Het lijkt nergens op. Ik ben er me van bewust hoor! Het past hoegenaamd niet dat ik me, in deze aanlooptijd naar het wereldfeest van de vrede dat kerstmis heet, over futiliteiten opwind. Maar ik kan het niet helpen. Hoe ik ook mijn best doe.
Ben ik nu echt de enige aan wie het opgevallen is dat er in de winkels aanzienlijk minder aandacht besteed is aan Sinterklaas? Of is het maar een indruk? Naar mijn mening is het feest van het ‘Kapoentje uit Spanje’ gewoon overspoeld door dat andere feest: Kerstmis. Zou het kunnen dat hier een samenzwering aan het werk is? Als ze Sinterklaas wegmoffelen zijn ze immers meteen van het lastige zwartepietprobleem af. De Sint viel vrijwel nergens te bespeuren, die cocacoladikzak uit Lapland daarentegen leek wel alomtegenwoordig. Half november heb ik hem al gespot in een lokaal warenhuis! Het was een pop weliswaar, maar dat is niet relevant.

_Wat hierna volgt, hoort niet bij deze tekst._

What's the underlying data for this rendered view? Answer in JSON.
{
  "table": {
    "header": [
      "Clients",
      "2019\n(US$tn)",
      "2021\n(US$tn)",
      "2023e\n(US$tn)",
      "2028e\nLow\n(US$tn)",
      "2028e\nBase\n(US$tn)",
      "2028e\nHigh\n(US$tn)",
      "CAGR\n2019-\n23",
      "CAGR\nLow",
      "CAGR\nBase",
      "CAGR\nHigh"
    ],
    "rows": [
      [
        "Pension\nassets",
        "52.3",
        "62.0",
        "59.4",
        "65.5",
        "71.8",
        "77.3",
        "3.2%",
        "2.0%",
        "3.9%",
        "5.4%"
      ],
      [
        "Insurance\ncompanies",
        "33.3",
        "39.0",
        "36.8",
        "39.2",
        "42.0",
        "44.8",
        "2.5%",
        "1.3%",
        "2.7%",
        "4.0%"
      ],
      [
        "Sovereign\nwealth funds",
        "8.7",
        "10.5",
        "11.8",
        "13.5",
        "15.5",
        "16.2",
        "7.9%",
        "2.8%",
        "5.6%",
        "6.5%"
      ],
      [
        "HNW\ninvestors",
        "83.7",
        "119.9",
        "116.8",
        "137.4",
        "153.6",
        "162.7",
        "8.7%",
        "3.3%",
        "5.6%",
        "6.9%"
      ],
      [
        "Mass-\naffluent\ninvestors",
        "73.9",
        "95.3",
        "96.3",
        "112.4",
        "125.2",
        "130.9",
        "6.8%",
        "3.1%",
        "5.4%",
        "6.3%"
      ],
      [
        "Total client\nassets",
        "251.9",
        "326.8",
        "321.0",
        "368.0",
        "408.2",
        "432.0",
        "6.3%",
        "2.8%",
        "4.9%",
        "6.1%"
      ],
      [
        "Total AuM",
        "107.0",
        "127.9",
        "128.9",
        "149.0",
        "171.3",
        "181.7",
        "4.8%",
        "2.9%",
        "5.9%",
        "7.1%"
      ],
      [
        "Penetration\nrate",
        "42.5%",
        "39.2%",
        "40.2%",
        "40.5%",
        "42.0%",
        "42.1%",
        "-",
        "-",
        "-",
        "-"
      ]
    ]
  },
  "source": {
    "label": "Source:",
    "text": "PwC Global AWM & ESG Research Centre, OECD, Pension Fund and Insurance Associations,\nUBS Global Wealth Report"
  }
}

Meteen moet ik terugdenken aan dat zwarte jongetje dat beteuterd bij mij aan de keukentafel zat. Het is nog maar een paar jaar geleden. Zijn diep-christelijke ouders waren met hun gezin geëmigreerd uit een Midden-Afrikaans land. En hij had al veel gehoord over die heilige kindervriend met zijn zwarte knechten. Wat zou hij graag eens één van die dienaren zijn. En er was geen werk aan: hij was al pikzwart! Ik heb zelden zo’n zwart baasje gezien.
Hohoho! Dat mocht niet. Unicolore zwartepieten waren verboden. Het moesten witte jongens of meisjes (‘zwartemieten’) zijn met wat zwarte vegen over hun snoet. Awel, ik vond dat een flagrante uiting van racisme. Ik heb het gemeld bij de organisatoren die – tegen betaling – voor huisbezoeken zorgden. Vruchteloos. De voorzitster bleek een superwokemie (klemtoon op de laatste lettergreep!) en bleef doof voor mijn argumenten. Mijn voorstel om hem van wat witte vlekken te voorzien en de pertinente vraag of zebra’s volgens haar zwarte hoefdieren waren met witte strepen dan wel witte met zwarte, wimpelde ze af als ‘niet terzake’. Daar word je toch echt niet goed van! Ja, ik had jullie verwittigd: ik ben een beetje krikkel.
“Tja, tijden veranderen de tradities nu eenmaal”, zei me pas iemand die eruit zag of hij het kon weten. “We zullen ons uiteindelijk toch moeten aanpassen.”
Welnu, er zal nog veel water door de Grote Fossé moeten vloeien voor ik accepteer dat mijn kleinkinderen naar paaseieren gaan zoeken onder de kerstboom.
En om toch met een vrolijke kerstnoot te eindigen die met het vorige absoluut niks te maken heeft: Kerstmis is pas een feest als je naar je schoonmoeder bent geweest!